Картина тут же завладела пространством, наполнила собой всю комнату.
– Да, я действительно пялюсь на нее как зачарованная. Нет, дело не в нем. Что-то есть в этой картине. Какой он? Странный. Что никак не значит, что я отказалась бы подержать его при себе, под домашним арестом, несколько дней, хм-м-м, да даже и несколько месяцев. Он это заслужил, видишь, что со мной делается! Алло, эй, ну, ты, конечно, все уже по полочкам разложила. Принес мне картину, чтобы извиниться? За что? За то, что я чуть не попала ему под колеса, хотя он совсем в этом не виноват? Или за то, что я с той птицей выглядела как ненормальная? За что ему извиняться? Если он навязывается, если чего-то хочет, то почему тогда исчезает как в цирке по взмаху волшебной палочки фокусника?
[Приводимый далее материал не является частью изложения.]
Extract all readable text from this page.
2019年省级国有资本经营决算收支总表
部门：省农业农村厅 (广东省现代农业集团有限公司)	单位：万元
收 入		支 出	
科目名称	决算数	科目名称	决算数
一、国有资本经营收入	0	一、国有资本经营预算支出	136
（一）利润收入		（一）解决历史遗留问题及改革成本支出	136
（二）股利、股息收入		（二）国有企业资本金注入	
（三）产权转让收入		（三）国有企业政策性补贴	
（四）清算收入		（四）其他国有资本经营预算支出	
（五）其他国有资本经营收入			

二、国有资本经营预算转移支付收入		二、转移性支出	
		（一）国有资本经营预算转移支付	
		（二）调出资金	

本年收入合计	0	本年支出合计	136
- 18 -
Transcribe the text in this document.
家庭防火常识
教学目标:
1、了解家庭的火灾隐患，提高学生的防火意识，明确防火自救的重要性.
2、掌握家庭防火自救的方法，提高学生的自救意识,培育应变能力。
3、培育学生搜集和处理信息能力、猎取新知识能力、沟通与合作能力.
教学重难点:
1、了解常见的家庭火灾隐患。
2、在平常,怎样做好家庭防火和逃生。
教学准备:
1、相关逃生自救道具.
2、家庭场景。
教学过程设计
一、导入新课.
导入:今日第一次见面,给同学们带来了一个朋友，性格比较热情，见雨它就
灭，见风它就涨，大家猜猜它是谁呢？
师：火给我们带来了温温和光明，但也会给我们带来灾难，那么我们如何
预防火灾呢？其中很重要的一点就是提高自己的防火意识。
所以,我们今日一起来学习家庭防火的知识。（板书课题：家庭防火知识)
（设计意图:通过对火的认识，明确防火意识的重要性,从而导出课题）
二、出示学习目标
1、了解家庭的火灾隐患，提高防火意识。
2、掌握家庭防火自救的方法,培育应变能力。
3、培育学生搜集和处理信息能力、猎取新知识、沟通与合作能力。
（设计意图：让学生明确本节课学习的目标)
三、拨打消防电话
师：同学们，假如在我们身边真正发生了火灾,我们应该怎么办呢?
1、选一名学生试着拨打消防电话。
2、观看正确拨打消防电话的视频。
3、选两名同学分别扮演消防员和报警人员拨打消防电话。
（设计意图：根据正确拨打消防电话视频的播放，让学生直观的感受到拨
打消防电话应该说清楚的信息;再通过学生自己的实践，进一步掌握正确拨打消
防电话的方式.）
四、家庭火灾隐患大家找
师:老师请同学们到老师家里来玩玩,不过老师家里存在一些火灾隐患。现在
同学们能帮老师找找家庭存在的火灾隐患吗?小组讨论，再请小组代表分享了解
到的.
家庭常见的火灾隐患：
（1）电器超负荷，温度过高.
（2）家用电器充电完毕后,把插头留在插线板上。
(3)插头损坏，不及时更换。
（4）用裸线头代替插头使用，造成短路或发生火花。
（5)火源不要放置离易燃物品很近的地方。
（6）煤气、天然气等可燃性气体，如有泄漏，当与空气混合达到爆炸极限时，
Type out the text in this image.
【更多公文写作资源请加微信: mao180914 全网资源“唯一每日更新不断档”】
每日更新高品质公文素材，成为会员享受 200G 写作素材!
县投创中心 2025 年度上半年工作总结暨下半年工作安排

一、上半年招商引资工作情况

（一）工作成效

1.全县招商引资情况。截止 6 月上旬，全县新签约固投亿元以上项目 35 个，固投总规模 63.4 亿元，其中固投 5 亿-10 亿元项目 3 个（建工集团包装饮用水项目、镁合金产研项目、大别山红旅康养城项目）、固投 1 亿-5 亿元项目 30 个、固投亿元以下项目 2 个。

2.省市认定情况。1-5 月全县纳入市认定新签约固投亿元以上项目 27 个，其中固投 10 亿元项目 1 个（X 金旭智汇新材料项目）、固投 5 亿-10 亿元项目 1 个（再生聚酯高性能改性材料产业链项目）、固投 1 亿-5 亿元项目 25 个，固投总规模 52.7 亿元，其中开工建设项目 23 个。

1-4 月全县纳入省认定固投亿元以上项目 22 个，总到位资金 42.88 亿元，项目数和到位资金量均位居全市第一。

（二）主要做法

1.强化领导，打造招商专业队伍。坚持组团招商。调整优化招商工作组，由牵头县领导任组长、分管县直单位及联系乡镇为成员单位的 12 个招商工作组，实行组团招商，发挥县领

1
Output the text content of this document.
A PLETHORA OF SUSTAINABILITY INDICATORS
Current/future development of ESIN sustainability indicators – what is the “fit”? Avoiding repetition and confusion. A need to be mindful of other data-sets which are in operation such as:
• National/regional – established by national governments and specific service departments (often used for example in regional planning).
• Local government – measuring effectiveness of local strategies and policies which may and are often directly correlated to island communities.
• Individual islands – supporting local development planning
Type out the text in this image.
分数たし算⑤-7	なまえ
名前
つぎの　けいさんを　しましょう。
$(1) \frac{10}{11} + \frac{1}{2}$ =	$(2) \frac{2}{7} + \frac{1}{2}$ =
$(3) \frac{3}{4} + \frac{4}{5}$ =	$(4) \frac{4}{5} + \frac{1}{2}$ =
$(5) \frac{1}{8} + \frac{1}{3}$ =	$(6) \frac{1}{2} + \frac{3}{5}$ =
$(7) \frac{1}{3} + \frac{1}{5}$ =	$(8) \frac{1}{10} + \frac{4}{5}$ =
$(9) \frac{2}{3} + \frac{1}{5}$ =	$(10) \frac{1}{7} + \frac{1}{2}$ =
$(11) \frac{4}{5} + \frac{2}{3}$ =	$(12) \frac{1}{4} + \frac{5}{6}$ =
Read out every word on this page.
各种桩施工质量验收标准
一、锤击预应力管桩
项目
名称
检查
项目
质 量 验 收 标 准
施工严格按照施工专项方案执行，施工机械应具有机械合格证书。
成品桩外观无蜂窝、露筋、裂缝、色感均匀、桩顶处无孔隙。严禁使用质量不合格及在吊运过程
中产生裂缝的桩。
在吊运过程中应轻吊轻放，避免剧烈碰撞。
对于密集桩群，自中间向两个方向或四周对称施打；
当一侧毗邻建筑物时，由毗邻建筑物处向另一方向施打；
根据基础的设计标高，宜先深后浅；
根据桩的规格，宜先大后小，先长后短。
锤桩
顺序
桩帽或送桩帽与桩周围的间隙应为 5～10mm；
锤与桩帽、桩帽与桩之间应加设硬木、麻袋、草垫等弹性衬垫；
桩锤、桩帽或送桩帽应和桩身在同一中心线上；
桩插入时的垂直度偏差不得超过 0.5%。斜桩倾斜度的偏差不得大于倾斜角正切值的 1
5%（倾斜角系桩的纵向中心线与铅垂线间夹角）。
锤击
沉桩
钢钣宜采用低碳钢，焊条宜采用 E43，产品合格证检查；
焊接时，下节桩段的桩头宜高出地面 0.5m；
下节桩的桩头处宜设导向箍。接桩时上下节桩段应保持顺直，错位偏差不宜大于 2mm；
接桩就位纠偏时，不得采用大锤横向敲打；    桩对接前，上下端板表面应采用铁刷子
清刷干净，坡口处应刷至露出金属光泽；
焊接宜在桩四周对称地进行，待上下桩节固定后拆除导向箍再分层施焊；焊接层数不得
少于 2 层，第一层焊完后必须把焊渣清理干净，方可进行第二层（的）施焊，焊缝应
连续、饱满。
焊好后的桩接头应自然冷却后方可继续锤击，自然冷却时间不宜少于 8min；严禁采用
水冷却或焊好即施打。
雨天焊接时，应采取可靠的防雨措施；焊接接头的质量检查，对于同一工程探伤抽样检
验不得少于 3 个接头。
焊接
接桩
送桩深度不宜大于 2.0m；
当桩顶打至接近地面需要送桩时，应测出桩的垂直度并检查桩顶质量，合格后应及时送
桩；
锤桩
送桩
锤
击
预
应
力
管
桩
А вдруг он больше не появится?
Ну, что ж, придется мне снова гоняться за каким-нибудь голубем.
Приходи после работы ко мне, все обсудим. Надо придумать, что делать, если он опять возникнет, видишь, какой он непредсказуемый, а мне не хотелось бы всякий раз выглядеть перед ним дурой. Зайдешь? До встречи!
Казалось, что не картина во всем своем великолепии вошла в комнату, а комната – в картину. Все стало другим. Комната казалась просторнее, выкрашенные белой краской стены словно раздвинулись. Вокруг вещей расположились тени, над ними мерцал свет. Все как-то ожило.
Другой стала и она.
Провела рукой по мелким буквам в правом углу. С нежностью, словно прикасаясь к нему.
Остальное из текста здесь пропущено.